Reserved Fields and Field Number Management
Manage field numbers and names with reserved declarations. Learn why field number reuse is dangerous, how to deprecate fields safely, and best practices for schema evolution.
Detailed Explanation
Safe Schema Evolution with Reserved Fields
When you remove a field from a protobuf message, you must prevent its field number and name from being reused. Reusing a field number with a different type causes data corruption when old and new code interact.
syntax = "proto3";
message UserProfile {
// Current fields
int64 id = 1;
string username = 2;
string email = 5;
string avatar_url = 8;
bool is_verified = 9;
// Fields 3, 4, 6, 7 were removed in past versions
reserved 3, 4, 6, 7;
reserved "first_name", "last_name", "phone", "address";
// Ranges are also supported
// reserved 100 to 199;
}
Why Reserved Matters
Consider this scenario without reserved:
- Version 1:
string phone = 3;— field 3 is a string containing a phone number - Version 2: Phone field removed, developer adds
int32 age = 3;— field 3 is now an integer - A message serialized by Version 1 is read by Version 2: the phone string is interpreted as an integer, causing corruption or crashes
Using reserved 3; prevents the compiler from allowing field number 3 to be reused, catching this error at compile time.
Reserved Names vs.

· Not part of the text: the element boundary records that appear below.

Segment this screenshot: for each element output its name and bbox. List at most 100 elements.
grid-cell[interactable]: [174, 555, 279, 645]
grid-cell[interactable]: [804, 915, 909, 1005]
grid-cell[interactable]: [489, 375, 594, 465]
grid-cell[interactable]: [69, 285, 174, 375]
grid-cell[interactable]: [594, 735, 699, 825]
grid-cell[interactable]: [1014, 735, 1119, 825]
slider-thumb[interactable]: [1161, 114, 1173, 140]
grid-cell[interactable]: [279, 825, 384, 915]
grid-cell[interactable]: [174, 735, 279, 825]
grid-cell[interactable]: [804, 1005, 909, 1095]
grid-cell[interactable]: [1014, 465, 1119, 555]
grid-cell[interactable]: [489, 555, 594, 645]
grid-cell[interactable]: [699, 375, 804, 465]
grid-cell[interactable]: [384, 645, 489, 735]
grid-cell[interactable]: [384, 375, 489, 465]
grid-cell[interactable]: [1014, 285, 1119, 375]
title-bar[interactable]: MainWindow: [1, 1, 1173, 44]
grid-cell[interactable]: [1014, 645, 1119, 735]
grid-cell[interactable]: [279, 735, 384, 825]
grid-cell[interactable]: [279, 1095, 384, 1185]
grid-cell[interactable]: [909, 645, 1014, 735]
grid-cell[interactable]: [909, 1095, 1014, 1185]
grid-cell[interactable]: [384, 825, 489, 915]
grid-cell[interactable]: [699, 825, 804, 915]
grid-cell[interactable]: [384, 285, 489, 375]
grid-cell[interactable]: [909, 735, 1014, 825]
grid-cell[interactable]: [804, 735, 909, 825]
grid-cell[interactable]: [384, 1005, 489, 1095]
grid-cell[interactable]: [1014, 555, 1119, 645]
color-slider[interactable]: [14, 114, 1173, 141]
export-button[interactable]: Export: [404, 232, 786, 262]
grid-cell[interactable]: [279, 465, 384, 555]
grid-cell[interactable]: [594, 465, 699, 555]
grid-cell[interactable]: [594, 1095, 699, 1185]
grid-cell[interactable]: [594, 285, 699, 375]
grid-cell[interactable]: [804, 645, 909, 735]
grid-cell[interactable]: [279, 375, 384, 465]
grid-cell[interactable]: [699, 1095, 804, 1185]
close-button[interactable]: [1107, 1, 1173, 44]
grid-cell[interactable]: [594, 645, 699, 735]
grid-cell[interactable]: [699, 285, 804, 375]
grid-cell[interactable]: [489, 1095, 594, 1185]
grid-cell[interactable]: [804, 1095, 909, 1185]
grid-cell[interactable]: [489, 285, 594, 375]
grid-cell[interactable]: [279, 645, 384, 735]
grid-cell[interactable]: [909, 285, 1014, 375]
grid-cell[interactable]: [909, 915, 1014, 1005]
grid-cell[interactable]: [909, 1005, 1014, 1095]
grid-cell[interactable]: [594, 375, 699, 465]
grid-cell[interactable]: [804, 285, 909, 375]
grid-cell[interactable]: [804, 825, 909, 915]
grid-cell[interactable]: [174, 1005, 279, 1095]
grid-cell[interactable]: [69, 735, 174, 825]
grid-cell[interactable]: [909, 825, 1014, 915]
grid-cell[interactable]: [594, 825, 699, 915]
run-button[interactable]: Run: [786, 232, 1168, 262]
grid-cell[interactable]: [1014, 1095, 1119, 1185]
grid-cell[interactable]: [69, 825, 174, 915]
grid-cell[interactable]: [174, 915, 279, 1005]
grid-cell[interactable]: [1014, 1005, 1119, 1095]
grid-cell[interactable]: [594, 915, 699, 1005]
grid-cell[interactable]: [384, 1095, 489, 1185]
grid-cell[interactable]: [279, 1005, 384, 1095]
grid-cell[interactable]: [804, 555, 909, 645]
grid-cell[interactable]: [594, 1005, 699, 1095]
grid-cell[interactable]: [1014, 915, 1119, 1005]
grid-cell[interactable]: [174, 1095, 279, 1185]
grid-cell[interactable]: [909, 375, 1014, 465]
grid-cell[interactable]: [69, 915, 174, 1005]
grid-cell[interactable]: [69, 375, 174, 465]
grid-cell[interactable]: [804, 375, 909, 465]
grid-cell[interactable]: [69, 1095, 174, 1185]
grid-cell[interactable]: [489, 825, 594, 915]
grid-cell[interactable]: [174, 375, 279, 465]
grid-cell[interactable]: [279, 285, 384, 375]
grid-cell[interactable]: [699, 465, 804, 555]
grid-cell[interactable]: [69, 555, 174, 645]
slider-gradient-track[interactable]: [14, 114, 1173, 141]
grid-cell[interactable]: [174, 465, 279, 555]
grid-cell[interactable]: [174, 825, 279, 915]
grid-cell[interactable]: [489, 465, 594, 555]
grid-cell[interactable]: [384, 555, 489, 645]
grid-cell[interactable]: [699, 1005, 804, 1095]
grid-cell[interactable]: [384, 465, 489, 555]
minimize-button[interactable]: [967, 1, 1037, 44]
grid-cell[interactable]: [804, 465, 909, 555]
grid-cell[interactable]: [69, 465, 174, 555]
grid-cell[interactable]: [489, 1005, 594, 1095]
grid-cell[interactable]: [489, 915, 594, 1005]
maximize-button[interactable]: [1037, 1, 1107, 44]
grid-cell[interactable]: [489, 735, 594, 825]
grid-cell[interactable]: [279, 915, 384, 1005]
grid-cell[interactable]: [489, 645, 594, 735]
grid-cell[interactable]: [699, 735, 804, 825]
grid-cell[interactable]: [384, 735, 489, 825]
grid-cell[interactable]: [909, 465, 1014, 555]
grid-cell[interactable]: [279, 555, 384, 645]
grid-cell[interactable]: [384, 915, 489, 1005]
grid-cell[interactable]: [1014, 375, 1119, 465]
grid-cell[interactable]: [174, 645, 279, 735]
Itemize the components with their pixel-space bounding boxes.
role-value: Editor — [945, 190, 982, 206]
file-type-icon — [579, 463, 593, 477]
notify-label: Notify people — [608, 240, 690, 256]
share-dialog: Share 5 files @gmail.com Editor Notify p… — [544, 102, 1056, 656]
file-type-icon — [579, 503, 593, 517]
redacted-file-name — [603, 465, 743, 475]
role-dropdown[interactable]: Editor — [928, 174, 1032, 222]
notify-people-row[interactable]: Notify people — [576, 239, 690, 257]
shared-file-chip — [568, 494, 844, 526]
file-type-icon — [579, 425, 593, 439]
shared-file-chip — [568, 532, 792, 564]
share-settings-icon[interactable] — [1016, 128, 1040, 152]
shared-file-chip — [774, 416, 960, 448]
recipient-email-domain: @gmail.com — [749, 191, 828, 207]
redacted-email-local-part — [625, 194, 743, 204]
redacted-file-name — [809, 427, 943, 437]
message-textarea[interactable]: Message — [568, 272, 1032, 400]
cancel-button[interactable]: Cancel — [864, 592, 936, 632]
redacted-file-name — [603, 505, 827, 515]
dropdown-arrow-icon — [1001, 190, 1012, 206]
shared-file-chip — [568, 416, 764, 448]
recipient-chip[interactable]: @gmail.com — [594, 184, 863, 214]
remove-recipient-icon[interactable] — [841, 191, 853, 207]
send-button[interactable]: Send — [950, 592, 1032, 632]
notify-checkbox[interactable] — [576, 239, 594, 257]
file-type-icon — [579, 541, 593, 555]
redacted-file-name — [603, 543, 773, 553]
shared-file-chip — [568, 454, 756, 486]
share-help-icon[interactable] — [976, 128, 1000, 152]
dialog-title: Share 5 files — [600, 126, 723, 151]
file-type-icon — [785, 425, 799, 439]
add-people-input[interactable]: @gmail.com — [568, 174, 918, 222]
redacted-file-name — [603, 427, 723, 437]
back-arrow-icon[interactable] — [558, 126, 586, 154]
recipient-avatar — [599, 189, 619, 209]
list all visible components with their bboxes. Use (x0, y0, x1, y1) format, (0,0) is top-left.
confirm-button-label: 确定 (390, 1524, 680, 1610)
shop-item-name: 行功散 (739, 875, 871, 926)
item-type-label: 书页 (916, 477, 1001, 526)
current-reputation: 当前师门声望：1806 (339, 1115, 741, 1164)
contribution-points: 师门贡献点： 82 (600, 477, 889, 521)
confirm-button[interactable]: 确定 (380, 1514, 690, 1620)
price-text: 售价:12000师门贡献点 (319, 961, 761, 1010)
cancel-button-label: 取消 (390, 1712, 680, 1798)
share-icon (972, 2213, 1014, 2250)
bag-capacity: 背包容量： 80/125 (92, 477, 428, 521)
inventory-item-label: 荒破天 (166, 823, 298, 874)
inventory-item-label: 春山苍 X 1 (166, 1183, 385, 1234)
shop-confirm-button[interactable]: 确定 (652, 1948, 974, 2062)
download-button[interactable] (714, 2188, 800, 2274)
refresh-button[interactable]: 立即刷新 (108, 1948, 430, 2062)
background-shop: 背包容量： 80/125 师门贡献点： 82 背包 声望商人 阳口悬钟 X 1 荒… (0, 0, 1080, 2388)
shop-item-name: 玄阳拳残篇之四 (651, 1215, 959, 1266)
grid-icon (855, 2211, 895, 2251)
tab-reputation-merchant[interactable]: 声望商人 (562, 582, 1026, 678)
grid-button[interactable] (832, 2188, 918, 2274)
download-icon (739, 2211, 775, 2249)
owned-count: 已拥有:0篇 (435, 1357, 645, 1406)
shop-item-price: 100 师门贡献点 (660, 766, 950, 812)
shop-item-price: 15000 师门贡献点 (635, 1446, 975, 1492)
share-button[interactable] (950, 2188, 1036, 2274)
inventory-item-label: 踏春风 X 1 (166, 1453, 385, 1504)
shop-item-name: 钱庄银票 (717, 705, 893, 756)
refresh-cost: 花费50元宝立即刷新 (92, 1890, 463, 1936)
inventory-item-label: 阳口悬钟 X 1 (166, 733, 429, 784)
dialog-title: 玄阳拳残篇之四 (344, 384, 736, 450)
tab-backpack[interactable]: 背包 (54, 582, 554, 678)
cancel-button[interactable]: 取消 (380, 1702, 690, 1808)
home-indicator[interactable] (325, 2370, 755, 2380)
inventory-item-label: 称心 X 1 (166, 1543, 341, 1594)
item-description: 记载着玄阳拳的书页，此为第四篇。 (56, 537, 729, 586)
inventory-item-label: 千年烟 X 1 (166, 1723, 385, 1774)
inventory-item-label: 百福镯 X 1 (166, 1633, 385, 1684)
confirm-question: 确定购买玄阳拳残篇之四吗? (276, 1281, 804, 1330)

Numbers
- Reserved numbers prevent wire-level corruption (most critical)
- Reserved names prevent JSON format conflicts and source code confusion
- Best practice: reserve both the number and name of every removed field
Field Number Ranges
Field numbers are a finite resource:
| Range | Purpose |
|---|---|
| 1-15 | Single-byte tag encoding — use for frequently accessed fields |
| 16-2047 | Two-byte tag encoding — standard fields |
| 2048-536,870,911 | Three or more bytes — rarely used |
| 19000-19999 | Reserved by the protobuf implementation — cannot use |
Deprecation Pattern
Instead of removing fields immediately, mark them as deprecated first:
message Config {
string name = 1;
string old_setting = 2 [deprecated = true];
string new_setting = 3;
}
Use Case
Evolving production protobuf schemas safely in large organizations where multiple service versions coexist, and backward/forward compatibility is essential to avoid data corruption during rolling deployments.